Cool : Un album plus "aventureux"... Dans quel sens ?

Peter : Lorsque je dis aventureux, je veux dire différent. Différent par la musique, par les chansons. Il n'y a pas réellement de prise de position. Nous exprimons simplement ce que nous ressentons, ce qui nous touche de près. Il faut dire aussi que cet album est un peu dédié au public qui nous a encouragés.

Cool : Au niveau du groupe, comment travaillez-vous ? Chacun a-t-il une place spécifique, particulière ?

Anna : Non, personne n'a réellement de rôle spécifique. Nous travaillons en commun, chacun apportant sa propre contribution. Je trouve particulièrement bien adaptée la devise : "Tous pour un, un pour tous". Au début, ce n'est pas toujours facile, chacun cherchant à imposer son idée, son opinion, son avis.
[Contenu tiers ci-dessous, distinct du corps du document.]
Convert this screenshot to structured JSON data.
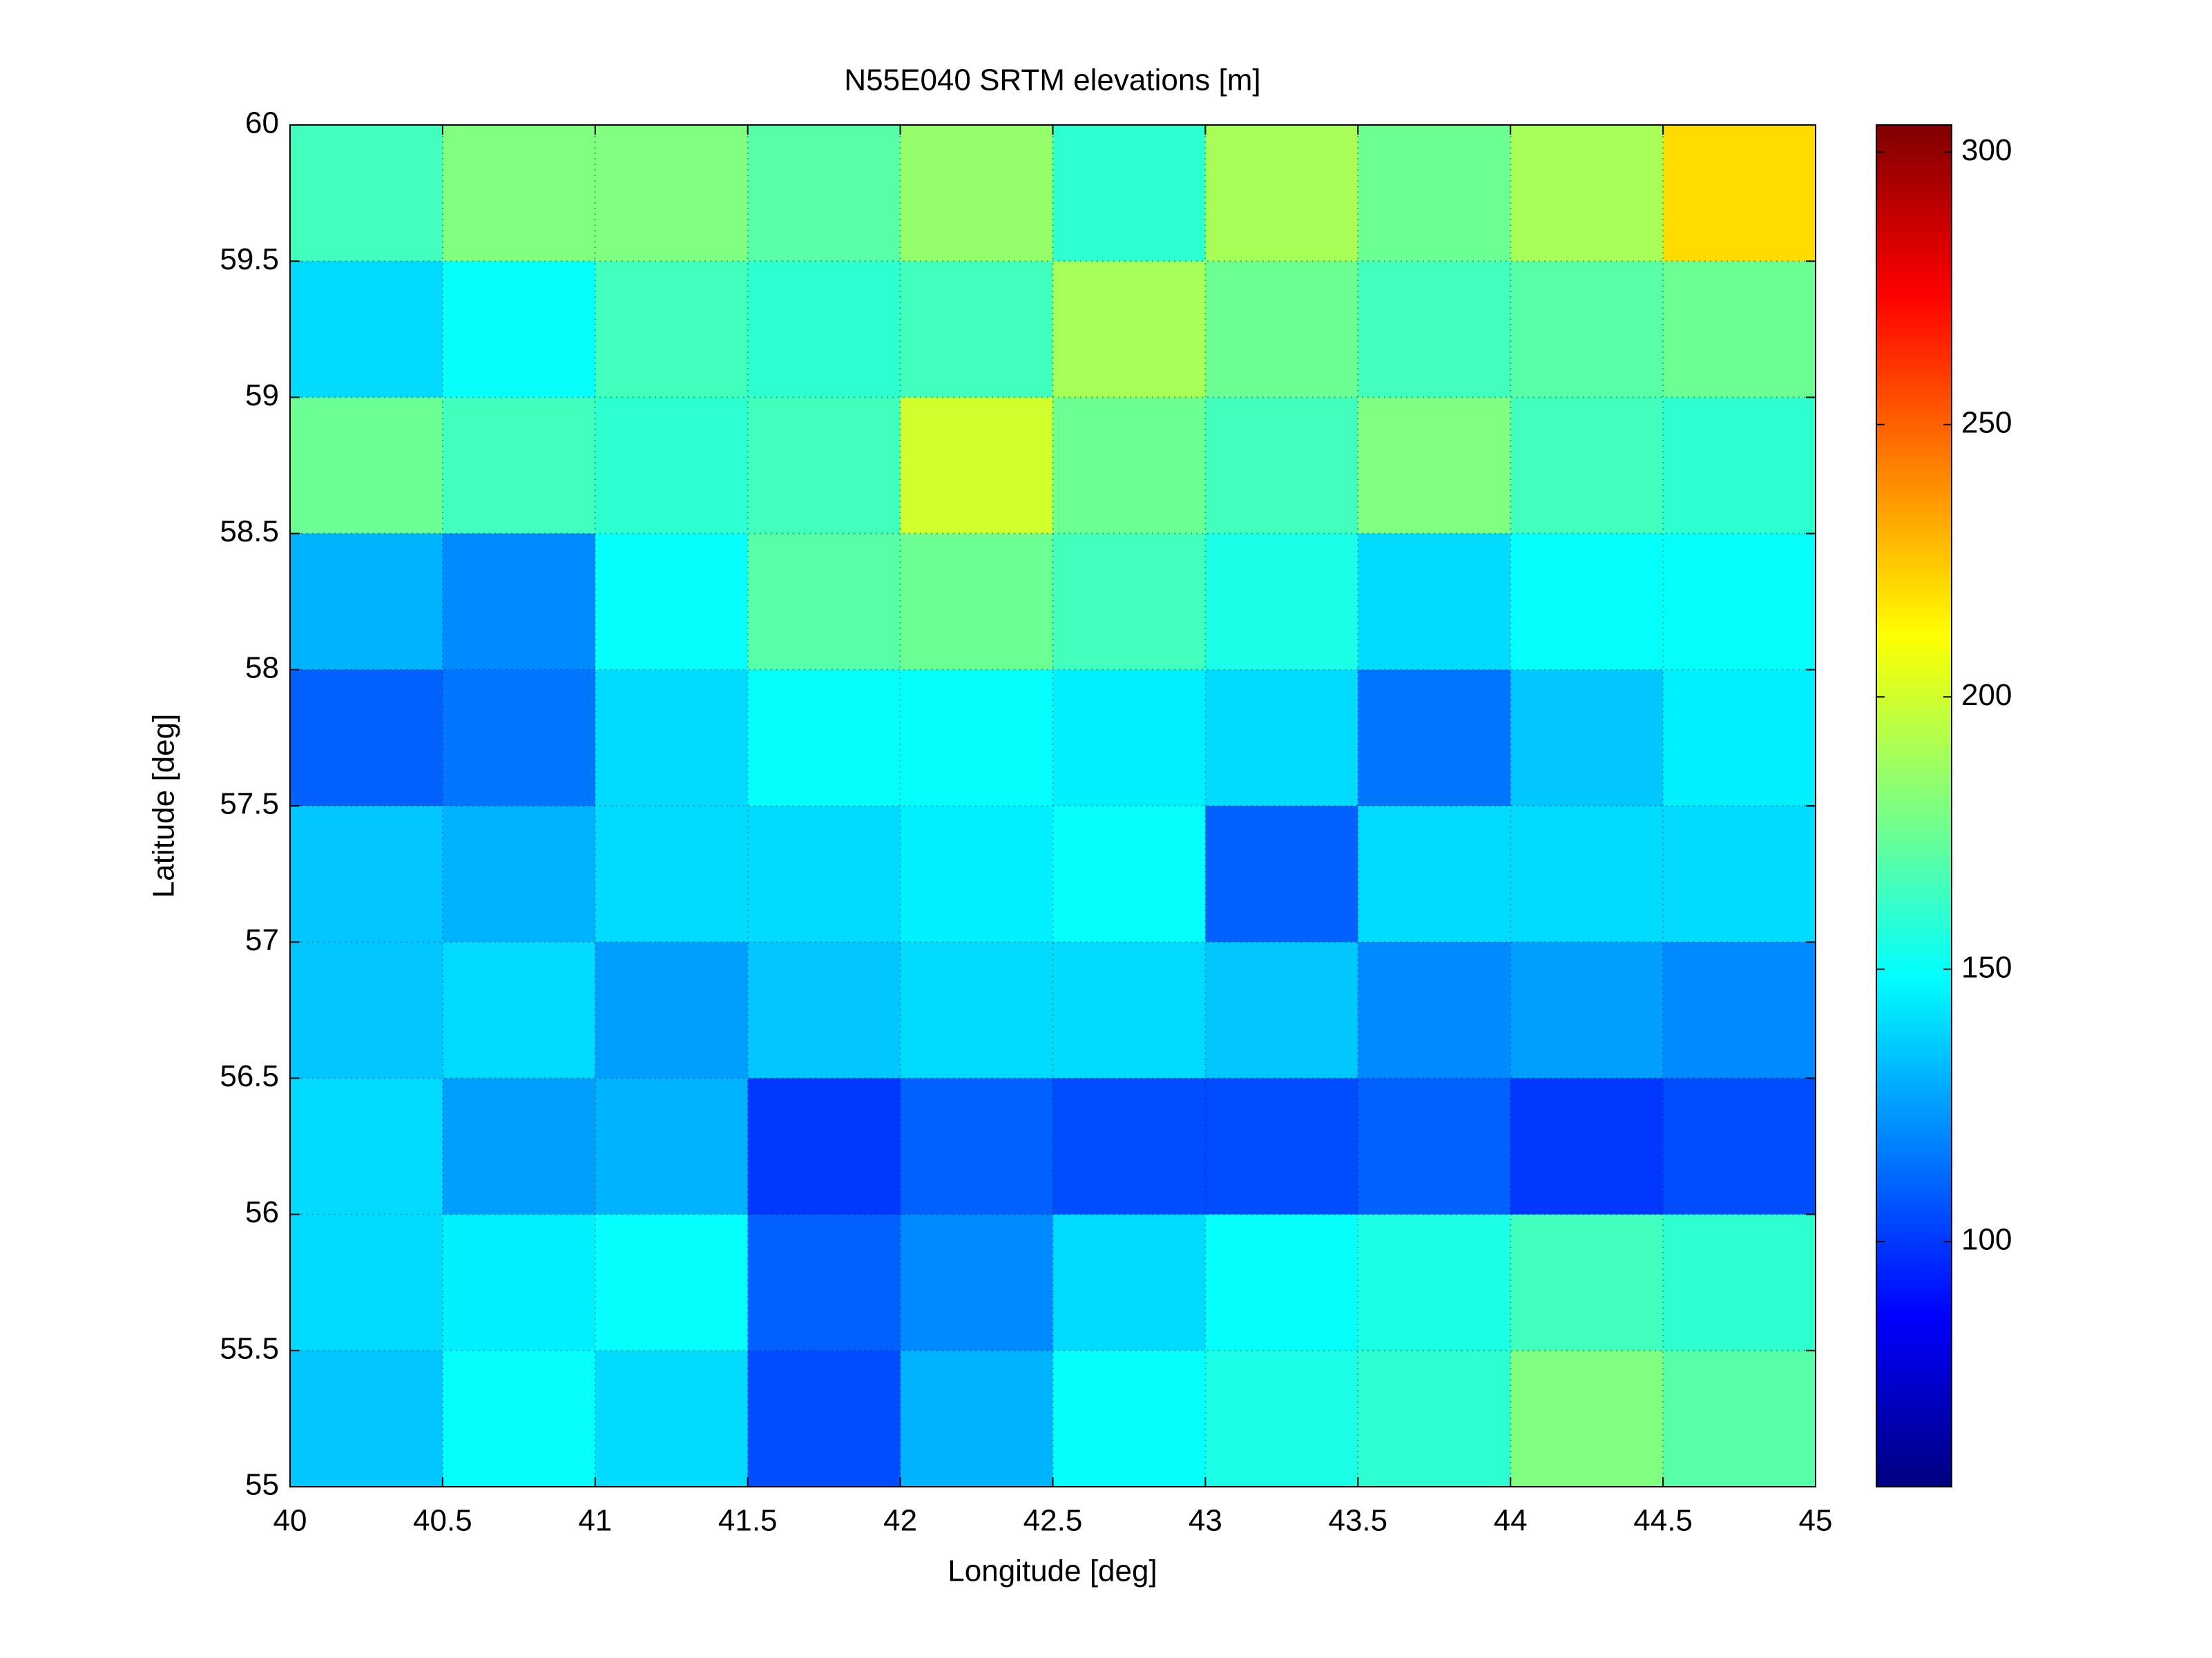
{
  "chart_data": {
    "type": "heatmap",
    "title": "N55E040 SRTM elevations [m]",
    "x_label": "Longitude [deg]",
    "y_label": "Latitude [deg]",
    "xlim": [
      40,
      45
    ],
    "ylim": [
      55,
      60
    ],
    "xticks": [
      40,
      40.5,
      41,
      41.5,
      42,
      42.5,
      43,
      43.5,
      44,
      44.5,
      45
    ],
    "yticks": [
      55,
      55.5,
      56,
      56.5,
      57,
      57.5,
      58,
      58.5,
      59,
      59.5,
      60
    ],
    "clim": [
      55,
      305
    ],
    "cticks": [
      100,
      150,
      200,
      250,
      300
    ],
    "colormap": "jet",
    "grid": true,
    "values": [
      [
        165,
        180,
        180,
        170,
        185,
        160,
        190,
        175,
        190,
        220
      ],
      [
        140,
        150,
        165,
        160,
        165,
        190,
        175,
        165,
        170,
        175
      ],
      [
        175,
        165,
        160,
        165,
        200,
        175,
        165,
        180,
        165,
        160
      ],
      [
        130,
        120,
        150,
        170,
        175,
        165,
        155,
        140,
        150,
        150
      ],
      [
        110,
        115,
        140,
        150,
        150,
        145,
        140,
        115,
        135,
        145
      ],
      [
        135,
        130,
        140,
        140,
        145,
        150,
        110,
        140,
        140,
        140
      ],
      [
        135,
        140,
        125,
        135,
        140,
        140,
        135,
        120,
        125,
        120
      ],
      [
        140,
        125,
        130,
        100,
        110,
        105,
        105,
        110,
        100,
        105
      ],
      [
        140,
        145,
        150,
        110,
        120,
        140,
        150,
        155,
        165,
        160
      ],
      [
        135,
        150,
        140,
        105,
        130,
        150,
        155,
        160,
        180,
        170
      ]
    ]
  }
}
C'est une expérience enrichissante, car elle t'oblige à une certaine discipline.

Cool : Le batteur du groupe, Lou, vous a fait faux bond peu de temps avant votre tournée européenne. Quelle a été votre réaction ?

Anna : Cela m'a rendue furieuse. Rien que d'y penser et d'en parler... Tu sais, nous avions passé beaucoup de temps à préparer cette tournée. Nous ne nous quittions pratiquement plus. Et puis, 4 à 5 jours avant notre départ, par peur du terrorisme, Lou a décidé de ne pas venir. Cela n'avait aucun sens, car il savait les autres membres du groupe décidés à partir. Mais il pensait que nous avions tort...
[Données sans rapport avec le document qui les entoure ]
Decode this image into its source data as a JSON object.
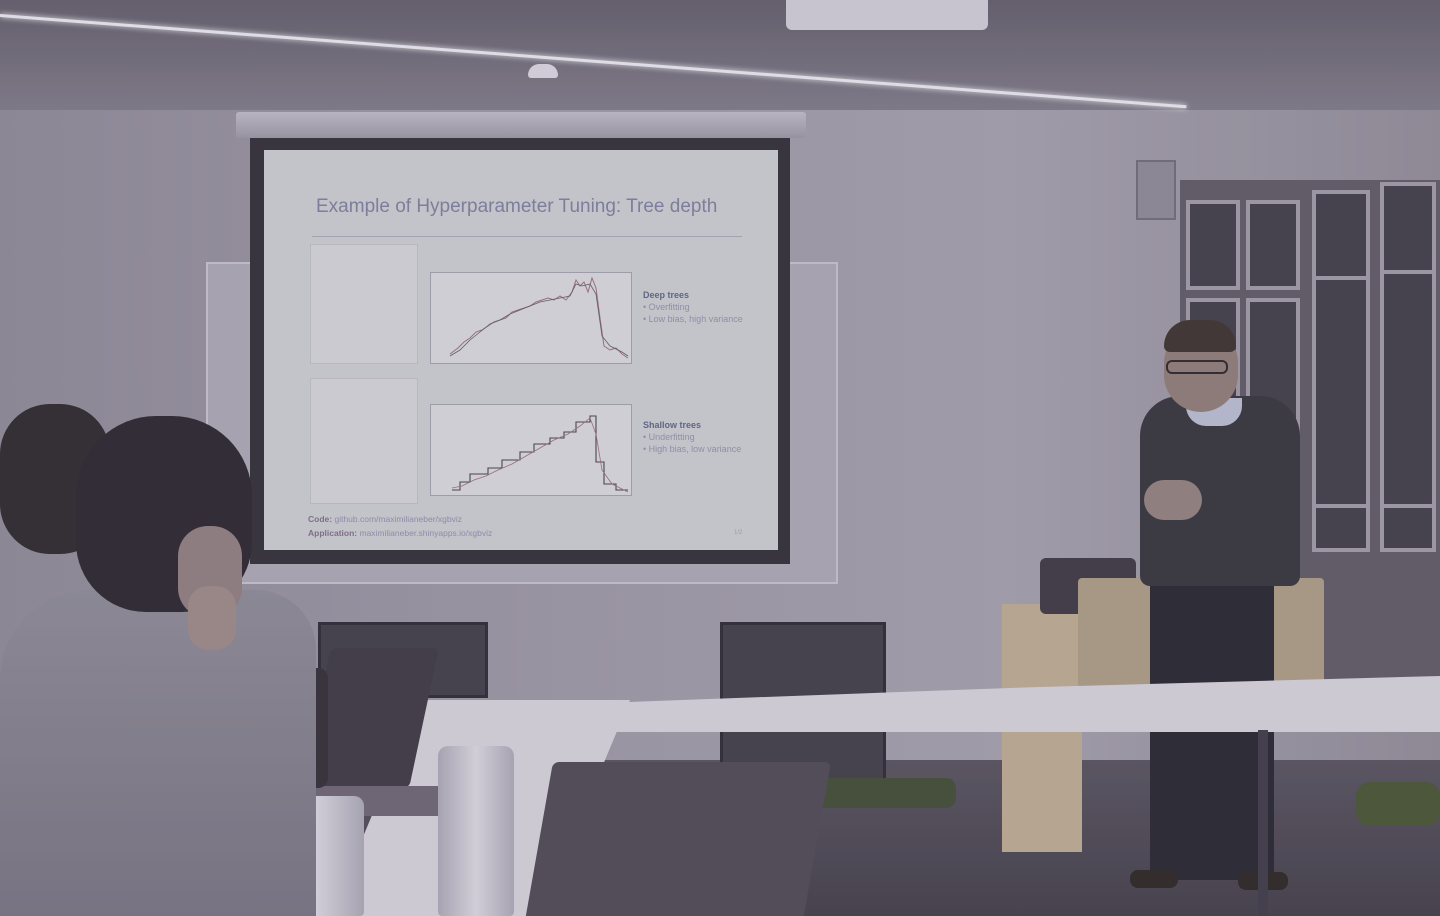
{
  "scene": {
    "description_alt": "Presenter giving a talk in a seminar room with a projected slide"
  },
  "slide": {
    "title": "Example of Hyperparameter Tuning: Tree depth",
    "deep": {
      "heading": "Deep trees",
      "items": [
        "Overfitting",
        "Low bias, high variance"
      ]
    },
    "shallow": {
      "heading": "Shallow trees",
      "items": [
        "Underfitting",
        "High bias, low variance"
      ]
    },
    "code_label": "Code:",
    "code_value": "github.com/maximilianeber/xgbviz",
    "app_label": "Application:",
    "app_value": "maximilianeber.shinyapps.io/xgbviz",
    "page_number": "1/2"
  },
  "colors": {
    "slide_bg": "#c9cace",
    "title_color": "#7a7d9a",
    "plot_line_red": "#9c6a78",
    "plot_line_dark": "#40404a"
  }
}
Peter : Sans commentaire !

Cool : Une incidence particulière sur la suite de votre association ?

Anna : Peut-être... Qui sait ? D'autant plus que tout se passe bien avec le batteur de la tournée.

Peter : Ce n'est pas évident de pouvoir reprendre ensuite ensemble. Nous avons beaucoup mûri durant cette tournée, c'est une expérience que tu ne peux transmettre. Tu sais, il est parfois difficile de revenir en arrière.
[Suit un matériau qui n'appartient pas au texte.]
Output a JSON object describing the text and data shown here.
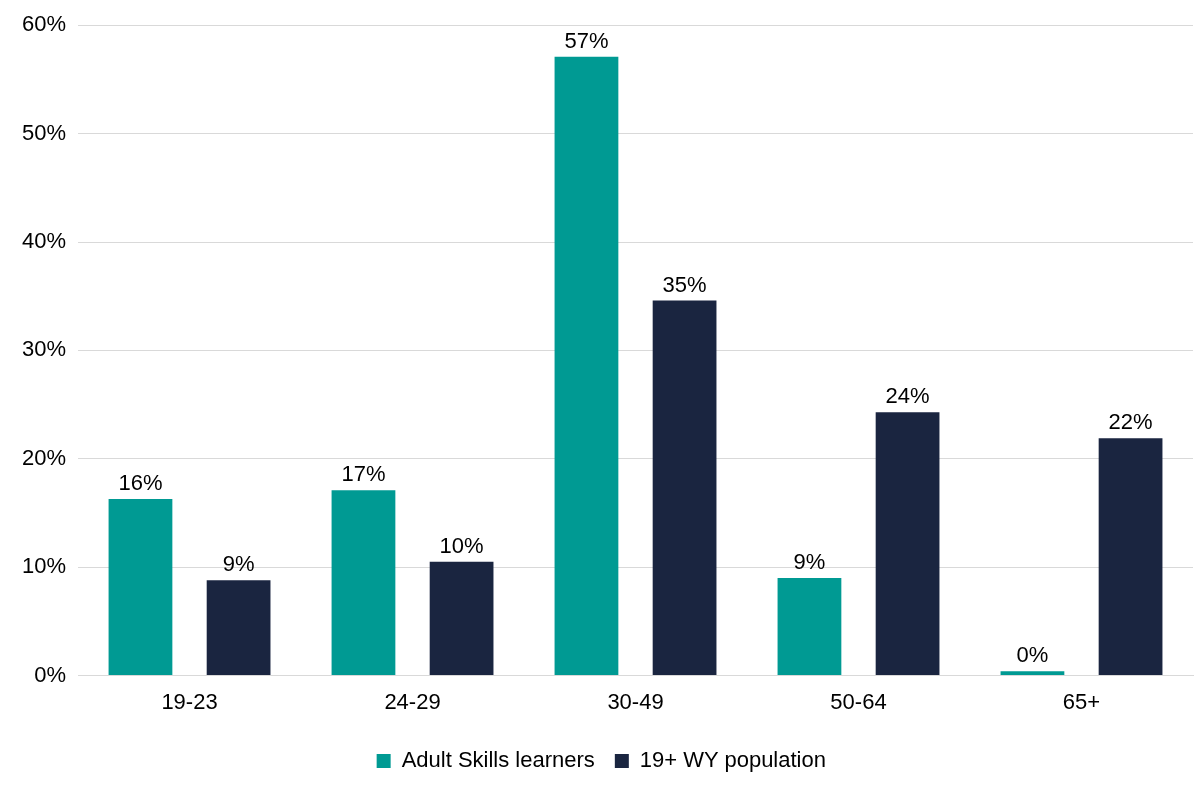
{
  "chart_data": {
    "type": "bar",
    "categories": [
      "19-23",
      "24-29",
      "30-49",
      "50-64",
      "65+"
    ],
    "series": [
      {
        "name": "Adult Skills learners",
        "color": "#009a93",
        "values": [
          16.3,
          17.1,
          57.1,
          9.0,
          0.4
        ],
        "value_labels": [
          "16%",
          "17%",
          "57%",
          "9%",
          "0%"
        ]
      },
      {
        "name": "19+ WY population",
        "color": "#1a2540",
        "values": [
          8.8,
          10.5,
          34.6,
          24.3,
          21.9
        ],
        "value_labels": [
          "9%",
          "10%",
          "35%",
          "24%",
          "22%"
        ]
      }
    ],
    "ylim": [
      0,
      60
    ],
    "yticks": [
      {
        "value": 0,
        "label": "0%"
      },
      {
        "value": 10,
        "label": "10%"
      },
      {
        "value": 20,
        "label": "20%"
      },
      {
        "value": 30,
        "label": "30%"
      },
      {
        "value": 40,
        "label": "40%"
      },
      {
        "value": 50,
        "label": "50%"
      },
      {
        "value": 60,
        "label": "60%"
      }
    ],
    "grid": "y",
    "legend": "bottom"
  }
}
Cool : Un souvenir marquant de cette tournée ?

Peter : Oui. C'était lors du 1er concert de la tournée, une famille espagnole nous a reconnus dans les rues de Madrid et nous a invités à déjeuner. C'était très sincère et très émouvant. Cela nous a profondément touchés.

Anna : Personnellement, je remercie le public européen qui nous a donné notre chance et j'espère que nous ne les décevront pas par la suite.